20. Przed jakim marszem ostrzegano narody od zakończenia pierwszej wojny światowej w roku 1918, lecz na jaką wojnę są one zdecydowane?
20 Od wielu lat już, od samego zakończenia pierwszej wojny światowej w roku 1918, narody „pogańskie” są ostrzegane, że maszerują ku Armagedonowi, na „wojnę wielkiego dnia Boga Wszechmocnego”. (Obj. 16:14, 16, NW)a Ani Liga Narodów, ani Organizacja Narodów Zjednoczonych, nie zaniechały tego marszu; raczej jeszcze przyspieszyły tempo, intensywnie popierając nacjonalizm i panowanie nad ziemią narodów „pogańskich” zamiast mesjańskiego Królestwa Boga Wszechmocnego. Narody obrały wojnę, przy czym nie chodzi o ich wewnętrzne walki, ale o wspólne wystąpienie przeciw Bogu, suwerennemu Władcy wszechświata i Stwórcy naszej ziemi.
21. (a) Dlaczego obecna sytuacja jest z biblijnego punktu widzenia zupełnie śmieszna? (b) Gdzie i kiedy uzasadniony okaże się drwiący śmiech Jehowy?
21 Przypatrując się dzisiejszej sytuacji z tego punktu widzenia, naprawdę można się uśmiać. Narody się ośmieszają, gdyż w porównaniu z Bogiem Wszechmocnym, Stworzycielem, są zaledwie jak kropla z wiadra i jak pył na szali wagi. (Izaj. 40:15) Po prostu dopraszają się zniszczenia. Doczekają się go, gdy ten ogólnoświatowy spór dojdzie w Armagedonie do punktu kulminacyjnego. (Obj. 19:11-21) Śmiejąc się wyzywająco z narodów i ich rozpaczliwej walki o panowanie nad światem, Wszechmocny pośle swego mesjańskiego Króla, Jezusa Chrystusa, aby wszczął z nimi bitwę i aby wytracił tych „pogańskich” przeciwników prawowitego panowania Bożego nad ziemią. Mesjasz wyjdzie ze starcia zwycięzcą, czym po wieczne czasy uzasadni wszechświatowe zwierzchnictwo Boga Wszechmocnego. Wówczas pogardliwy śmiech Boży okaże się jak najbardziej słuszny. Potem mesjańskie Królestwo, o którym „dobrą nowinę” głosili świadkowie Jehowy po całym świecie mimo zwalczania ich na skalę międzynarodową, obejmie pełną władzę nad ziemią i zatroszczy się o wiekuistą przyszłość rodu ludzkiego. Zawsze będzie błogosławić wszystkim mądrym i posłusznym ludziom.

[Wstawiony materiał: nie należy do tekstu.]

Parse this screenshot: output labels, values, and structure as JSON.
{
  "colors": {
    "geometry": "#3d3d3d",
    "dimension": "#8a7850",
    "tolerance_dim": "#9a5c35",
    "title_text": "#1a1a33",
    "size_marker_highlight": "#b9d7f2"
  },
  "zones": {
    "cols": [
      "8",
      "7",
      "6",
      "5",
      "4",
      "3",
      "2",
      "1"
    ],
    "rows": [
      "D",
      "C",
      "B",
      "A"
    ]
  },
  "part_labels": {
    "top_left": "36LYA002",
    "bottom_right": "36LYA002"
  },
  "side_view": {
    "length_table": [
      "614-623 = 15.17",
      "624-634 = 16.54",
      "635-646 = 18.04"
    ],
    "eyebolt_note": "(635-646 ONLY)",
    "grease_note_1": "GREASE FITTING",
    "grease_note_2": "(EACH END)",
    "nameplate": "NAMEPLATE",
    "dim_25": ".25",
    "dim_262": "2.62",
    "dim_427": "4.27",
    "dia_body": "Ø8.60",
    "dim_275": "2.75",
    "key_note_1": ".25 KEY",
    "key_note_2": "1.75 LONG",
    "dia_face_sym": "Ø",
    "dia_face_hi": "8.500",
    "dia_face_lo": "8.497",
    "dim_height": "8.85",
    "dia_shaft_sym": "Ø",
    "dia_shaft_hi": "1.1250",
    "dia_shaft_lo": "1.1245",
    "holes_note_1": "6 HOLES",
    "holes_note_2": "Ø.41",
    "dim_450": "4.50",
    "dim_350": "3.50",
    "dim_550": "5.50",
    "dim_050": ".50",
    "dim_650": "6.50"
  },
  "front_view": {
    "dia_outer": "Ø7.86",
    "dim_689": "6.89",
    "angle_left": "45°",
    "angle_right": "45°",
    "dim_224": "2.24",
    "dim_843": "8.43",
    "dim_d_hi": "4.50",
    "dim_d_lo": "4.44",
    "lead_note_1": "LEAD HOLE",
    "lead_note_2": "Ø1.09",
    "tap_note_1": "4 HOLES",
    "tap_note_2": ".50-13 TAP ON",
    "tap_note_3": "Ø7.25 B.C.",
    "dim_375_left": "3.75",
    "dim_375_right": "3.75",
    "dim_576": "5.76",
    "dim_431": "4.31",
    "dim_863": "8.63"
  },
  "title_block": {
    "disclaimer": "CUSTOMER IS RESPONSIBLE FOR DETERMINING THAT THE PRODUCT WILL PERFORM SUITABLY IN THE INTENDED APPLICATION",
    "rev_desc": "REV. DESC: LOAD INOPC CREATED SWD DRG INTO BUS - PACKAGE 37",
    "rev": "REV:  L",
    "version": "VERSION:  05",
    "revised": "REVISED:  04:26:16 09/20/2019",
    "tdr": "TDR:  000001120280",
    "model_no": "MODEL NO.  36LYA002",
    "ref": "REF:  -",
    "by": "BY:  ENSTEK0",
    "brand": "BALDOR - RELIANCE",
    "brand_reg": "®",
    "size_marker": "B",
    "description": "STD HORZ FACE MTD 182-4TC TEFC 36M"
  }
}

CZY BĘDZIEMY SIĘ ŚMIALI RAZEM Z BOGIEM?
22. Co wyśmianie oznacza dla każdego z nas teraz i w przyszłości, ale co można uczynić, aby tego uniknąć?
22 A co trzeba powiedzieć o każdym z nas? Czy wszechmocny Bóg wraz ze swym Mesjaszem (Chrystusem) śmieje się z nas teraz wśród rosnącej udręki narodów? Czy wyśmieje nas w triumfie po zwycięstwie na polach Armagedonu? Od decyzji każdego z nas zależy, czy to go spotka. Wyśmianie przez Boga jest równoznaczne z zagładą, poprzedzoną dziś mnóstwem niepotrzebnych przykrości, utrapień i kłopotów. Któryż rozsądny, zdrowo myślący człowiek chciałby być wyśmiany w takich okolicznościach? Ale wcale nie potrzebujemy być wyśmiani! Niech sobie narody świata nadal postępują niemądrze — my nie musimy iść ich śladem. Możemy dać posłuch mądrości, która pochodzi z góry, prawdziwej mądrości niebiańskiej.
23. Co obiecuje prawdziwa mądrość tym, którzy dają jej posłuch, i dlaczego warto dążyć do znalezienia się w takim stanie?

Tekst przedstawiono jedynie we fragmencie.